L’éventualité de l’enfer

A première vue, si Dieu est amour, l’enfer devrait être impossible.

Le malaise, pour ne pas dire la gêne, des chrétiens devant ce que le catéchisme désigne sous le nom d’enfer est si grand que, pratiquement, on a cessé d’en parler, sauf rarissime exception. Le silence vaut peut-être mieux que des explications qui prolongeraient de vieux malentendus tenaces. On fait bien de se taire, si l’on n’est pas capable de faire comprendre que la négation pure et simple de l’enfer conduit en définitive, sinon à la négation de Dieu et de l’homme, du moins à une mutilation de Dieu, de l’homme et de l’amour.
cf « Joie de croire, joie de vivre », p. 192

A première vue, si Dieu est amour, l’enfer devrait être impossible. Être chrétien, ce n’est pas d’abord croire à l’enfer, c’est croire au Christ et espérer, si la question se pose, qu’il sera impossible que l’enfer existe pour les hommes.
Je note tout de suite — et c’est très important — que si quelqu’un dit que l’enfer existe, il se flatte d’avoir un renseignement que les chrétiens n’ont absolument pas.

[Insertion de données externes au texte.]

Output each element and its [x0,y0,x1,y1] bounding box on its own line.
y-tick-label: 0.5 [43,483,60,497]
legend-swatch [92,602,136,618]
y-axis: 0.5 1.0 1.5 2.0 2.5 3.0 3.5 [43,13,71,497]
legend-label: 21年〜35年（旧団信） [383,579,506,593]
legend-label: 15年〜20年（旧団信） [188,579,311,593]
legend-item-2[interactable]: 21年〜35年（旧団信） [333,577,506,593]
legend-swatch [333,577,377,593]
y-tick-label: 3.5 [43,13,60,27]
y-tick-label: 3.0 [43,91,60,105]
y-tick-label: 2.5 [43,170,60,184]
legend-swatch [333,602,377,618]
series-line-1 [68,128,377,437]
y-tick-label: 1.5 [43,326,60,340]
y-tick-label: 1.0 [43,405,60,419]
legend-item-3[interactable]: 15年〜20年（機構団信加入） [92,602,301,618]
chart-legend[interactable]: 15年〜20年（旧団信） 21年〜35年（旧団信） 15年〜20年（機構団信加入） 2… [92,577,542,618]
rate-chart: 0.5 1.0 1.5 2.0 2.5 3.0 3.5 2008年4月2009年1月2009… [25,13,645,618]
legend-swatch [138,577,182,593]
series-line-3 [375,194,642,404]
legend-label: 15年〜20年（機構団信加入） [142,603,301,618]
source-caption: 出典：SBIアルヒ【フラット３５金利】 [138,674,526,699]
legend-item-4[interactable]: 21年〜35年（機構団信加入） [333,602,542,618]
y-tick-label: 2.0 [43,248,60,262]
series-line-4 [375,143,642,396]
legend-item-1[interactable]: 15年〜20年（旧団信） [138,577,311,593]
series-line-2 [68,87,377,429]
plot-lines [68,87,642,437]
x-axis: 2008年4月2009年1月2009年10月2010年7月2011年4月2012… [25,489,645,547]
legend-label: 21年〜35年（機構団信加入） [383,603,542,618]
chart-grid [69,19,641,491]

Plutôt que de dire « enfer », disons « damnation »

L’enfer n’existe pas comme existe au centre de la Guadeloupe un volcan nommé Soufrière. La réflexion à partir des images bibliques conduit à concevoir l’enfer non pas comme un lieu (dont il faut dire évidemment qu’il existe ou qu’il n’existe pas) mais comme un état, une situation. S’il y a équivoque là-dessus, plutôt que de dire « enfer », disons « damnation », « état de damnation ». Il n’y a un enfer que s’il y a des damnés. Il n’y a pas un enfer qui existerait indépendamment de l’état de damnation.

Or nous ne savons pas s’il y a ou s’il y aura des damnés. Nous n’avons pas à demander à Dieu de nous renseigner là-dessus ! Et nous espérons, nous ne pouvons pas ne pas espérer qu’il n’y en aura pas. On a parfois l’impression que des gens sont ennuyés qu’on ne puisse pas affirmer qu’il y a des damnés, qui voudraient absolument qu’il y en ait. […]

Si je prie pour tous les hommes sans exception, y compris Judas, y compris ceux qui furent des monstres à la face de l’univers, Hitler ou Staline (et nul ne m’obligera à ne pas prier pour eux), c’est bien que j’espère leur salut. Si je ne l’espérais pas, je ne prierais pas. C’est cela qui est premier : la foi au Dieu qui n’est qu’amour et l’espérance de l’universel salut (la liturgie eucharistique le dit bien : « Offrir le sacrifice de toute l’Église pour le salut du monde »).

Mais cette foi et cette espérance impliquent précisément que l’amour dont les hommes sont aimés soit un amour pris au sérieux.